A study of gene expression in the living human brain.
Lora E LiharskaYou Jeong ParkKimia ZiafatLillian WilkinsHannah SilkLisa M LinaresRyan C ThompsonEric VornholtBrendan SullivanVanessa CohenPrashant KotaClaudia FengEsther ChengJessica S JohnsonMarysia-Kolbe RiederJia HuangJoseph ScarpaJairo PolancoEmily MoyaAlice HashemiJaroslav BendlGabriel E HoffmanPanos RoussosMatthew A LevinGirish N NadkarniRobert SebraJohn CraryPamela SklarEric E SchadtNoam D BeckmannBrian H KopellAlexander W CharneyPublished in: medRxiv : the preprint server for health sciences (2023)
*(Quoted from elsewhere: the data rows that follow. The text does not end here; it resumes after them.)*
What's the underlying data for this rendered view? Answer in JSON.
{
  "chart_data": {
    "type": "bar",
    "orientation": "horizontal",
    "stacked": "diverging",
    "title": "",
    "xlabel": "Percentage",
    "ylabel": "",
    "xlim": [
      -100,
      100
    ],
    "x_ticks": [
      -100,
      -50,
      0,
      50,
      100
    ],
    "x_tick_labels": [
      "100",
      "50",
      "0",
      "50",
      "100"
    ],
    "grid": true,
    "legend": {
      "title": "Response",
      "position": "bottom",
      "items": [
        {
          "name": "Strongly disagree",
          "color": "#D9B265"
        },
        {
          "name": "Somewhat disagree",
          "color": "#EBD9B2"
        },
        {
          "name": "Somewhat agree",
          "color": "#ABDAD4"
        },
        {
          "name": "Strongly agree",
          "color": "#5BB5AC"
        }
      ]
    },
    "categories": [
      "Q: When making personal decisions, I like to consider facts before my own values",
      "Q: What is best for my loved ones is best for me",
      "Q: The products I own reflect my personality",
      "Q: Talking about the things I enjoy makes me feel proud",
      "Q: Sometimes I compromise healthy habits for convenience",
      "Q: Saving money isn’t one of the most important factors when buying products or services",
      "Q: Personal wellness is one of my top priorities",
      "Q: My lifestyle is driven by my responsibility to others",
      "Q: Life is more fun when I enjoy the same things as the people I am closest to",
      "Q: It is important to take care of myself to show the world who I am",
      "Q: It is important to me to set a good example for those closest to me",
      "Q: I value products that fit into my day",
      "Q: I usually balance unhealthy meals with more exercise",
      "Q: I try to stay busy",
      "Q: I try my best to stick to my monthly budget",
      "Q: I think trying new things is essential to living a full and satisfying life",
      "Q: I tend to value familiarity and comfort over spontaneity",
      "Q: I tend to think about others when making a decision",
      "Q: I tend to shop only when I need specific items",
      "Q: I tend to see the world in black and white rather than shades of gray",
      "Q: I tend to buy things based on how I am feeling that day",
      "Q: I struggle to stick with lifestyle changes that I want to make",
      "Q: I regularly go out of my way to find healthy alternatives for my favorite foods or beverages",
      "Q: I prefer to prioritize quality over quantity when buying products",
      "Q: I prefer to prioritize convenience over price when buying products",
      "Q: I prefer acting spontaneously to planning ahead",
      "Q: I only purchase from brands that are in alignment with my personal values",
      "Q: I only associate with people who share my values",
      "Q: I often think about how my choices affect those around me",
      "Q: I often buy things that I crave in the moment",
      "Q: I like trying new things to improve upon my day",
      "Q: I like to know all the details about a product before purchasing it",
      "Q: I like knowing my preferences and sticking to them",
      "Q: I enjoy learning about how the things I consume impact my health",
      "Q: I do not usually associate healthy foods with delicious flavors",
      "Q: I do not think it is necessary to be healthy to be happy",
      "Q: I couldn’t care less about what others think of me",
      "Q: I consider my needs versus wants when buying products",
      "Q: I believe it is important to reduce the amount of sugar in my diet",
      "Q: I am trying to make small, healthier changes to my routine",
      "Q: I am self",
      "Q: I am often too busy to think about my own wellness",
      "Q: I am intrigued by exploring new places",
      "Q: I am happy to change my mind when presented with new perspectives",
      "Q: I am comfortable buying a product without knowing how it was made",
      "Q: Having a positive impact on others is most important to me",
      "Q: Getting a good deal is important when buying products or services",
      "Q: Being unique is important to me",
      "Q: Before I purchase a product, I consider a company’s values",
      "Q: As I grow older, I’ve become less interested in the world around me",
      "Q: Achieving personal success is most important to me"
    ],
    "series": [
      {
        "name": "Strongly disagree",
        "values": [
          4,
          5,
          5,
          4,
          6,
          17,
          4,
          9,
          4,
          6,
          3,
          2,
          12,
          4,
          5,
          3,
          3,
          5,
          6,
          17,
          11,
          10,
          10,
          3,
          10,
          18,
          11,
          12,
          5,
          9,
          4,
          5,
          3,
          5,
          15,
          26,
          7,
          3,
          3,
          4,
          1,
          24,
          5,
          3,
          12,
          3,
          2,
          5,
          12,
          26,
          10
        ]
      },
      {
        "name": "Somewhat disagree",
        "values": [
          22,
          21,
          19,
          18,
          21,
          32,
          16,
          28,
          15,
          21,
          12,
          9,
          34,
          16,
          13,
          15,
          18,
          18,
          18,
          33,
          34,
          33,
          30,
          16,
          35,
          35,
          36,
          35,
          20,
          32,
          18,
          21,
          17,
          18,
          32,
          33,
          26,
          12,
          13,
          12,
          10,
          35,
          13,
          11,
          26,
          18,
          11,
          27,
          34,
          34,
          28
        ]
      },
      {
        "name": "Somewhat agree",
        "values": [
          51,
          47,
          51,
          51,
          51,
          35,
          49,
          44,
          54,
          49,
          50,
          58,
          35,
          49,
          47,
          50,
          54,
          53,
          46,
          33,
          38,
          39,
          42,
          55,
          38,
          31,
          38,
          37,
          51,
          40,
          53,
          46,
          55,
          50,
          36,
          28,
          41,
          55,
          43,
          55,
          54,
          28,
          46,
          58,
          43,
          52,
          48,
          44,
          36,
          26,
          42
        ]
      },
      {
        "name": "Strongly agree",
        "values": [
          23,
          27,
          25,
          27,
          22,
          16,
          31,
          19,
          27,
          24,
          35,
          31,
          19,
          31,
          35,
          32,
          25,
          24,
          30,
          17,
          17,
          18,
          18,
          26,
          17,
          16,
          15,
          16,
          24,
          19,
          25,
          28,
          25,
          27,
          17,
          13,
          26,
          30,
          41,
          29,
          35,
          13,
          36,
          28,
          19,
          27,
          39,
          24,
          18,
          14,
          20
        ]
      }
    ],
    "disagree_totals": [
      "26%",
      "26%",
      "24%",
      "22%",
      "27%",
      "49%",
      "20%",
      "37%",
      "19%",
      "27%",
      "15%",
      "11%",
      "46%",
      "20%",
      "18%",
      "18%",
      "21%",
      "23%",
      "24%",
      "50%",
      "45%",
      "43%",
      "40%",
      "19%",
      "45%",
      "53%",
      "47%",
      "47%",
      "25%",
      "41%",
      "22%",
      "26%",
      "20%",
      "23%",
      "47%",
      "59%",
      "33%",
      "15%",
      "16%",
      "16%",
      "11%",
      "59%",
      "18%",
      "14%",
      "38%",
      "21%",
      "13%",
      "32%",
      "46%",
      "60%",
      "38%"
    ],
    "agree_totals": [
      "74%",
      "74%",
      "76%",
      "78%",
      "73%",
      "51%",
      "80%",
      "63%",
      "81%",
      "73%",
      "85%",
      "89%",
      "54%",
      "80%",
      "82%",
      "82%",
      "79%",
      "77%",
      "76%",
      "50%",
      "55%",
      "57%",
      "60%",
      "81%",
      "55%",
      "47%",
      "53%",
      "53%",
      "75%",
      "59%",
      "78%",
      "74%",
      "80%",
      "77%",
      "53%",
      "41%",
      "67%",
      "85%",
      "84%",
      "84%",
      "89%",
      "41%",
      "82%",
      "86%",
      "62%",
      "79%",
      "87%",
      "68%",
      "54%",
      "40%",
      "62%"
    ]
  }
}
A central goal of neuroscience is to advance knowledge of the molecular basis of human brain function. Most molecular studies of the human brain have been performed using tissue from postmortem brain donors rather than living people. The assumption underlying this practice - which had never been rigorously tested prior to this report - is that the postmortem human brain is an appropriate proxy for the living human brain at the molecular level. Here, this assumption is thoroughly challenged for the first time by comparing human prefrontal cortex gene expression between 275 living samples and 243 postmortem samples. Vast differences in gene expression were found between the living and postmortem human brain. Expression levels differed significantly for nearly 80% of genes, and this finding was not a consequence of any potential technical or biological confounders of the gene expression data. Postmortem brain gene expression signatures of Alzheimer's disease, schizophrenia, Parkinson's disease, bipolar disorder, and autism spectrum disorder were shown to be inaccurate representations of disease processes occurring in the living brain. In light of these findings, the use of postmortem tissue as a proxy for living tissue in human brain research should be reconsidered. To advance knowledge of the molecular basis of human brain function, the study of tissue from living people should be prioritized.